The good news is that changing the way radiologists think or behave in certain situations can be developed, Taylor says. “Compared to trying to change personality or increasing cognitive capability, managing emotions, having inclusive conversations, and encouraging open and honest interactions can be much more easily developed,” he says.
It is widely acknowledged that competence in non-interpretive domains is critical to adding value to patient care and to the well-being of a radiology practice.2 Good leaders must be change agents — always diligent in identifying disruptive influences and confronting them quickly and head-on.3
According to Taylor, the work he and his colleagues have done over the years in dozens of countries has borne out a common perception of good leaders. His team has asked everyone from high school students to boards of directors to think of a person they know with strong leadership skills, and someone they know who is a horrible leader.
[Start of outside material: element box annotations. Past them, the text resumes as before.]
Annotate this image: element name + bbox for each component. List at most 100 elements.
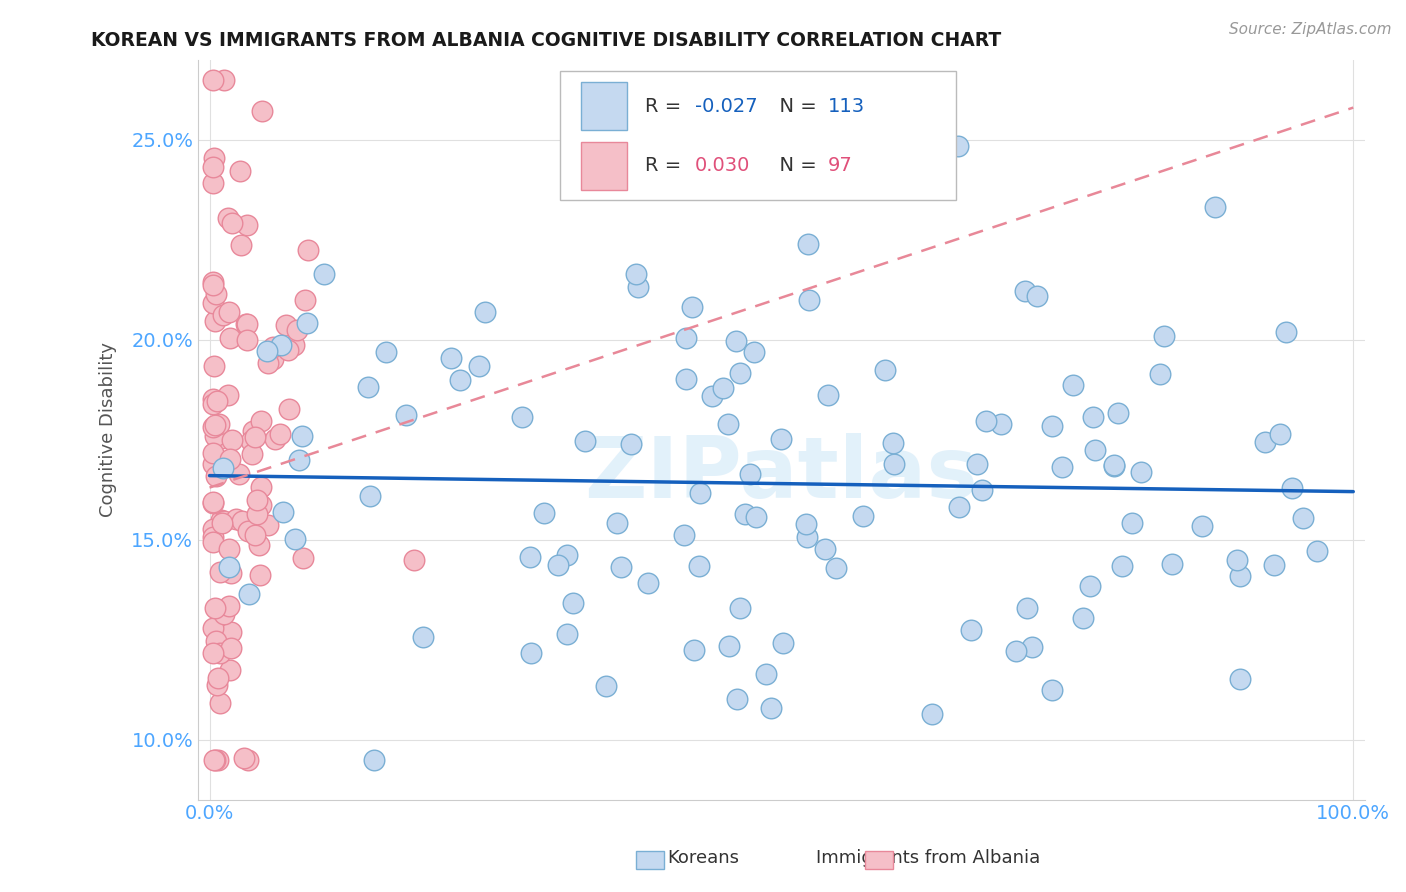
Point <box>1191 519 1213 533</box>
Text: 97: 97 <box>828 156 853 176</box>
FancyBboxPatch shape <box>560 70 956 200</box>
Point <box>201 397 224 411</box>
Point <box>1229 569 1251 583</box>
Point <box>672 528 695 542</box>
Point <box>1270 426 1292 441</box>
Point <box>1083 409 1105 424</box>
Point <box>547 558 569 573</box>
Point <box>314 267 336 281</box>
Point <box>221 216 243 230</box>
Text: Source: ZipAtlas.com: Source: ZipAtlas.com <box>1229 22 1392 37</box>
Point <box>218 541 240 556</box>
Point <box>1281 481 1303 495</box>
Point <box>202 359 225 373</box>
Point <box>1275 325 1298 339</box>
Point <box>1017 601 1039 615</box>
Point <box>219 625 242 640</box>
Point <box>209 513 232 527</box>
Point <box>283 338 305 352</box>
Point <box>533 506 555 520</box>
Point <box>734 507 756 521</box>
Point <box>201 522 224 536</box>
Point <box>959 624 981 638</box>
Point <box>770 432 793 446</box>
Point <box>208 566 231 580</box>
Point <box>468 359 491 374</box>
Point <box>225 512 247 526</box>
Point <box>201 495 224 509</box>
Point <box>1026 289 1049 303</box>
Text: N =: N = <box>768 156 824 176</box>
Point <box>214 514 236 528</box>
Point <box>256 344 278 359</box>
Point <box>702 389 724 403</box>
Point <box>218 331 240 345</box>
Point <box>1291 510 1313 524</box>
Point <box>201 621 224 635</box>
Point <box>976 414 998 428</box>
Point <box>285 323 308 337</box>
Point <box>201 446 224 460</box>
Point <box>1226 552 1249 566</box>
Point <box>1084 443 1107 458</box>
Text: R =: R = <box>645 156 688 176</box>
Point <box>209 646 232 660</box>
Point <box>817 388 839 402</box>
Point <box>243 528 266 542</box>
Point <box>204 753 226 767</box>
Point <box>201 419 224 434</box>
Point <box>250 103 273 118</box>
Point <box>796 530 818 544</box>
Point <box>271 505 294 519</box>
Point <box>519 550 541 565</box>
Text: Koreans: Koreans <box>666 849 740 867</box>
Point <box>264 432 287 446</box>
Point <box>637 575 659 590</box>
Point <box>207 671 229 685</box>
Point <box>262 340 284 354</box>
Point <box>249 414 271 428</box>
Text: 113: 113 <box>828 96 865 116</box>
Point <box>363 753 385 767</box>
Point <box>1149 367 1171 381</box>
Point <box>742 345 765 359</box>
Point <box>205 634 228 648</box>
Text: Immigrants from Albania: Immigrants from Albania <box>815 849 1040 867</box>
Point <box>232 751 254 765</box>
Point <box>1229 672 1251 686</box>
Point <box>212 607 235 621</box>
Point <box>1121 516 1143 530</box>
Point <box>520 646 543 660</box>
Point <box>357 380 380 394</box>
Point <box>1071 611 1094 625</box>
Point <box>683 643 706 657</box>
Point <box>262 352 284 367</box>
Point <box>1263 558 1285 572</box>
Point <box>1021 640 1043 655</box>
Point <box>208 696 231 710</box>
Point <box>689 486 711 500</box>
Point <box>201 275 224 289</box>
Point <box>402 553 425 567</box>
Point <box>256 518 278 533</box>
Y-axis label: Cognitive Disability: Cognitive Disability <box>100 343 117 517</box>
Point <box>374 345 396 359</box>
Point <box>201 530 224 544</box>
Point <box>595 680 617 694</box>
Point <box>717 417 740 432</box>
Point <box>211 460 233 475</box>
FancyBboxPatch shape <box>581 82 627 130</box>
Point <box>229 238 252 252</box>
Point <box>201 296 224 310</box>
Point <box>772 636 794 650</box>
Point <box>1014 284 1036 298</box>
Text: -0.027: -0.027 <box>695 96 758 116</box>
Point <box>207 678 229 692</box>
Point <box>875 362 897 376</box>
Point <box>246 493 269 508</box>
Text: R =: R = <box>645 96 688 116</box>
Point <box>1102 458 1125 472</box>
Point <box>745 509 768 524</box>
Point <box>359 489 381 503</box>
Point <box>297 244 319 258</box>
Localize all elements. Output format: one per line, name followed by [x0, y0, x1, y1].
These two people did not necessarily hold a managerial title or sit in a position of authority.
The responses have revealed, repeatedly, that good leadership comes down to two components. “Number one, outstanding leaders create a connection with others and are outwardly focused. Number two, leaders create an overall positive environment,” Taylor says.
Being mindful of a universal association of good leadership with a connective and positive workplace is increasingly important as a new wave of radiologists enter the field. With different expectations for diversity, work-life balance, and physician-patient interaction as part of their career, aspiring leaders want to learn from veterans who have more than just sharp clinical skills.
“Leaders now need these non-interpretive skills to establish purpose and meaning for the people on their team,” Taylor says. “It’s often the younger generation that doesn’t want to just know what they’re supposed to do and how they’re supposed to do it. They want to know why.”
This expectation doesn’t mean future radiology leaders want fast promotions and top titles, Taylor says. “In reality, what many are looking for is leadership by someone who shows them how important non-interpretive skills are to doing the job to its fullest potential.”
Number one, outstanding leaders create a connection with others and are outwardly focused. Number two, leaders create an overall positive environment.
Leaders accustomed to running a team with unbending directives are not going to be as successful, Taylor says. “They need to spend more time conveying the importance of a team’s work, and how it can
meet patients’ expectations.” The result is often higher job satisfaction and increased pride in performance among team members, he says. In turn, leaders will see less turnover among the team — meaning fewer disruptions in workflow and higher patient satisfaction.
“With the way medicine is evolving, especially in terms of patient-centered care and population health management, radiologists really need to be comprehensive physicians,” Lee says. “Good leaders don’t want to be on the fringes, disconnected from what is important to their team and to their patients.”
Leaders need more training in soft skill sets to develop a deeper understanding of the value of non-clinical skills. Many academic institutions and radiology societies offer courses and host events to educate
radiologists on more than payment policies, informatics, or regulatory changes.
“These soft skills can be difficult to teach, but are central to our growth,” Balthazar says. Current leaders should realize the expectations of rising radiologists, she says, and radiologists at all levels should know that you don’t need a title to start leading now. According to Balthazar, “The best leaders serve their team and their patients without acting like a boss.”